"in the next decade, China will bring on line about 1000 average-sized coal-fired power stations, equivalent to 34 times Australia's present coal-burning generation capacity. "
Chinese energy is greener than ours
IT'S hard to comprehend, Martin Ferguson said last week. The federal Minister for Resources and Energy was referring to the fact that, in the next decade, China will bring on line about 1000 average-sized coal-fired power stations, equivalent to 34 times Australia's present coal-burning generation capacity.
Ferguson's government and others in the developed world are being asked to comprehend even more than that, however. They have been repeatedly warned by the International Energy Agency that, even if the Organisation for Economic Co-operation and Development countries collectively reduce their greenhouse gas emissions to zero by 2030, they cannot put the world on track to achieve stablisation of carbon dioxide levels in the atmosphere at 450 parts per million.
When the IEA delivers its new world energy outlook in September, ahead of the Copenhagen global warming treaty summit in December, this gobsmacking message can only be reinforced. Non-OECD countries are heading towards a collective volume of emissions of more than 25 billion tonnes a year by 2030, compared by then with less than 15 billion tonnes for the OECD nations.
In the vanguard, of course, is China, but not because it is ignoring the issue.
Ferguson could have also cited a set of startling Chinese green power statistics in his mid-July speech to the Queensland Resources Council.
By 2020 China aims to have installed 300,000MW of hydro power (equal to 80 Snowy Mountains schemes), 30,000MW of plants fuelled by agricultural waste, 1800MW of solar power and more than 50,000MW of wind farms (about four times what will be needed here to meet the Rudd renewable energy target).
This will involve spending $US33billion ($40.3bn) a year on renewable energy.
Everything about the Chinese effort is mindboggling. For example, it now employs 600,000 people (twice the population of Canberra) installing solar hot-water heaters in a $US2bn a year business. Its electric bicycle business is worth more than $US6bn a year.
Nor are its efforts to reduce the environmental impact of its coal-burning generators to be underestimated. Since 2005 China has required all new large power plants to use at least high-efficiency, super-critical technology and since 2007 it has shut down smaller, inefficient plants with a capacity of 14,380MW (more generation capacity than in NSW).
This is allowing China to leapfrog the less efficient coal technology that is dominant in the developed world, including Australia.
At Yuhuan, it has commissioned 4000MW, almost as much capacity as the largest generating complex in Australia, Bayswater-Liddell, of ultra-super-critical generation, the largest operation of its kind in the world, providing power to 10 million households, with a thermal conversion efficiency of 45 per cent, about one-quarter better than conventional coal-burning generators.
What's more, the operator, Huaneng Group, the largest power company in China and rumoured to have an eye on NSW, built Yuhuan at a capital cost about 40 per cent below equivalent installation charges in the West.
There is a considerable difference of opinion in China over carbon capture and storage - opponents there, as here, point to the cost and concerns about environmental risks associated with storing massive amounts of carbon dioxide - but that hasn't stopped Huaneng pursuing its Green-gen project at the head of a consortium of seven companies.

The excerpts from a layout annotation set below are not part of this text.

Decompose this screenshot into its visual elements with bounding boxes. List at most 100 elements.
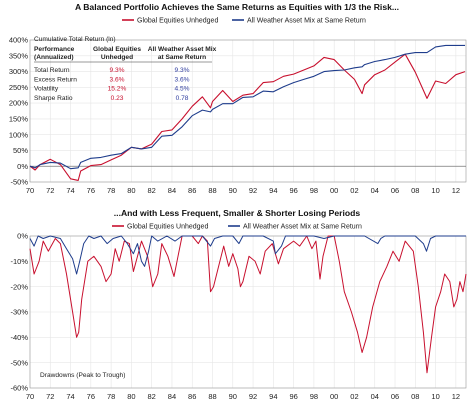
top-x-tick-label: 76 — [87, 186, 95, 195]
table-header-allweather-line1: All Weather Asset Mix — [148, 46, 217, 53]
top-x-tick-label: 94 — [269, 186, 277, 195]
bottom-x-tick-label: 88 — [208, 392, 216, 401]
top-x-tick-label: 74 — [66, 186, 74, 195]
top-x-tick-label: 82 — [148, 186, 156, 195]
bottom-x-tick-label: 98 — [310, 392, 318, 401]
top-y-tick-label: -50% — [10, 178, 28, 187]
top-y-tick-label: 400% — [9, 36, 29, 45]
bottom-y-tick-label: -10% — [10, 257, 28, 266]
bottom-x-tick-label: 90 — [229, 392, 237, 401]
bottom-x-tick-label: 00 — [330, 392, 338, 401]
top-chart-subtitle: Cumulative Total Return (ln) — [34, 36, 116, 43]
top-y-tick-label: 50% — [13, 146, 28, 155]
table-row-label: Total Return — [34, 67, 70, 74]
bottom-chart-title: ...And with Less Frequent, Smaller & Sho… — [114, 208, 361, 218]
bottom-legend-equities-label: Global Equities Unhedged — [127, 224, 208, 231]
bottom-y-tick-label: -20% — [10, 282, 28, 291]
performance-table: Cumulative Total Return (ln) Performance… — [34, 36, 217, 102]
bottom-y-tick-label: -40% — [10, 333, 28, 342]
top-x-tick-label: 96 — [289, 186, 297, 195]
top-y-tick-label: 0% — [17, 162, 28, 171]
bottom-legend: Global Equities Unhedged All Weather Ass… — [112, 224, 362, 231]
bottom-x-tick-label: 12 — [452, 392, 460, 401]
top-series-allweather-line — [29, 44, 465, 170]
table-row-label: Volatility — [34, 86, 59, 93]
top-gridlines — [29, 39, 467, 183]
bottom-legend-allweather-label: All Weather Asset Mix at Same Return — [243, 224, 362, 231]
bottom-x-tick-label: 06 — [391, 392, 399, 401]
top-y-axis: -50% 0% 50% 100% 150% 200% 250% 300% 350% 400% — [9, 36, 29, 187]
drawdown-annotation: Drawdowns (Peak to Trough) — [40, 372, 125, 379]
top-y-tick-label: 150% — [9, 114, 29, 123]
top-legend-equities-label: Global Equities Unhedged — [137, 18, 218, 25]
top-x-tick-label: 10 — [431, 186, 439, 195]
table-cell-equities: 3.6% — [109, 76, 124, 83]
top-x-tick-label: 92 — [249, 186, 257, 195]
table-header-performance: Performance — [34, 46, 75, 53]
bottom-x-tick-label: 04 — [371, 392, 379, 401]
bottom-y-tick-label: -60% — [10, 384, 28, 393]
bottom-x-tick-label: 02 — [350, 392, 358, 401]
bottom-y-tick-label: 0% — [17, 232, 28, 241]
top-x-tick-label: 70 — [26, 186, 34, 195]
top-plot-frame — [29, 39, 467, 183]
top-legend-allweather-label: All Weather Asset Mix at Same Return — [247, 18, 366, 25]
top-y-tick-label: 250% — [9, 83, 29, 92]
top-legend: Global Equities Unhedged All Weather Ass… — [122, 18, 366, 25]
bottom-x-tick-label: 72 — [46, 392, 54, 401]
top-chart-title: A Balanced Portfolio Achieves the Same R… — [75, 2, 399, 12]
table-row-label: Excess Return — [34, 76, 77, 83]
table-row-label: Sharpe Ratio — [34, 95, 73, 102]
table-header-equities-line1: Global Equities — [93, 46, 141, 53]
table-cell-equities: 15.2% — [108, 86, 127, 93]
bottom-x-axis: 70 72 74 76 78 80 82 84 86 88 90 92 94 96 98 00 02 04 06 08… — [26, 392, 460, 401]
table-cell-equities: 0.23 — [111, 95, 124, 102]
top-y-tick-label: 100% — [9, 130, 29, 139]
bottom-series-equities-line — [29, 235, 467, 374]
bottom-x-tick-label: 82 — [148, 392, 156, 401]
table-cell-allweather: 4.5% — [174, 86, 189, 93]
bottom-x-tick-label: 96 — [289, 392, 297, 401]
table-header-annualized: (Annualized) — [34, 54, 74, 61]
bottom-x-tick-label: 76 — [87, 392, 95, 401]
top-x-tick-label: 86 — [188, 186, 196, 195]
bottom-series-allweather-line — [29, 235, 466, 275]
bottom-x-tick-label: 94 — [269, 392, 277, 401]
top-x-tick-label: 90 — [229, 186, 237, 195]
top-x-tick-label: 00 — [330, 186, 338, 195]
bottom-x-tick-label: 84 — [168, 392, 176, 401]
bottom-x-tick-label: 74 — [66, 392, 74, 401]
top-y-tick-label: 200% — [9, 99, 29, 108]
top-x-tick-label: 78 — [107, 186, 115, 195]
bottom-y-tick-label: -30% — [10, 308, 28, 317]
bottom-x-tick-label: 80 — [127, 392, 135, 401]
top-y-tick-label: 350% — [9, 51, 29, 60]
top-x-tick-label: 80 — [127, 186, 135, 195]
table-header-allweather-line2: at Same Return — [158, 54, 206, 61]
top-series-equities-line — [29, 53, 466, 181]
table-cell-equities: 9.3% — [109, 67, 124, 74]
top-y-tick-label: 300% — [9, 67, 29, 76]
top-x-tick-label: 06 — [391, 186, 399, 195]
top-x-axis: 70 72 74 76 78 80 82 84 86 88 90 92 94 96 98 00 02 04 06 08… — [26, 186, 460, 195]
bottom-x-tick-label: 70 — [26, 392, 34, 401]
top-x-tick-label: 88 — [208, 186, 216, 195]
top-x-tick-label: 98 — [310, 186, 318, 195]
top-series-lines — [29, 44, 466, 181]
table-rows: Total Return 9.3% 9.3% Excess Return 3.6% 3.6… — [34, 67, 190, 102]
table-cell-allweather: 9.3% — [174, 67, 189, 74]
bottom-x-tick-label: 78 — [107, 392, 115, 401]
bottom-series-lines — [29, 235, 467, 374]
top-x-tick-label: 02 — [350, 186, 358, 195]
table-cell-allweather: 0.78 — [176, 95, 189, 102]
top-x-tick-label: 72 — [46, 186, 54, 195]
bottom-y-axis: 0% -10% -20% -30% -40% -50% -60% — [10, 232, 28, 393]
table-cell-allweather: 3.6% — [174, 76, 189, 83]
bottom-x-tick-label: 08 — [411, 392, 419, 401]
top-x-tick-label: 12 — [452, 186, 460, 195]
top-x-tick-label: 84 — [168, 186, 176, 195]
bottom-x-tick-label: 92 — [249, 392, 257, 401]
top-x-tick-label: 08 — [411, 186, 419, 195]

The first stage, costing $US360 million, is scheduled to deliver a capture-ready 250MW integrated, gasified combined cycle plant in the near future, to be followed by a 400MW plant with a storage add-on in 2012 and hydrogen production capacity. Stage 3 will be a commercial-scale carbon capture and storage plant.
What all this, and a great deal more, adds up to, the Chinese point out, is that they are taking targeted action to mitigate greenhouse gas emissions and that the transition to lower-carbon solutions is generating jobs and increased energy security.
They are on track, the optimists claim, to peak emissions there by 2020, and then to reduce emissions to an average of two tonnes a head by 2050. It is about five tonnes a person today.
The problem is that, even if they do succeed in this, and other developing countries do as well, on the IEA numbers the 450ppm target is several bridges too far.
But it does, at least, provide some perspective for the "example to the world" that Rudd, Wong and Co want to take to Copenhagen. Do you remember Paul Hogan's Crocodile Dundee line? "Call that a knife?"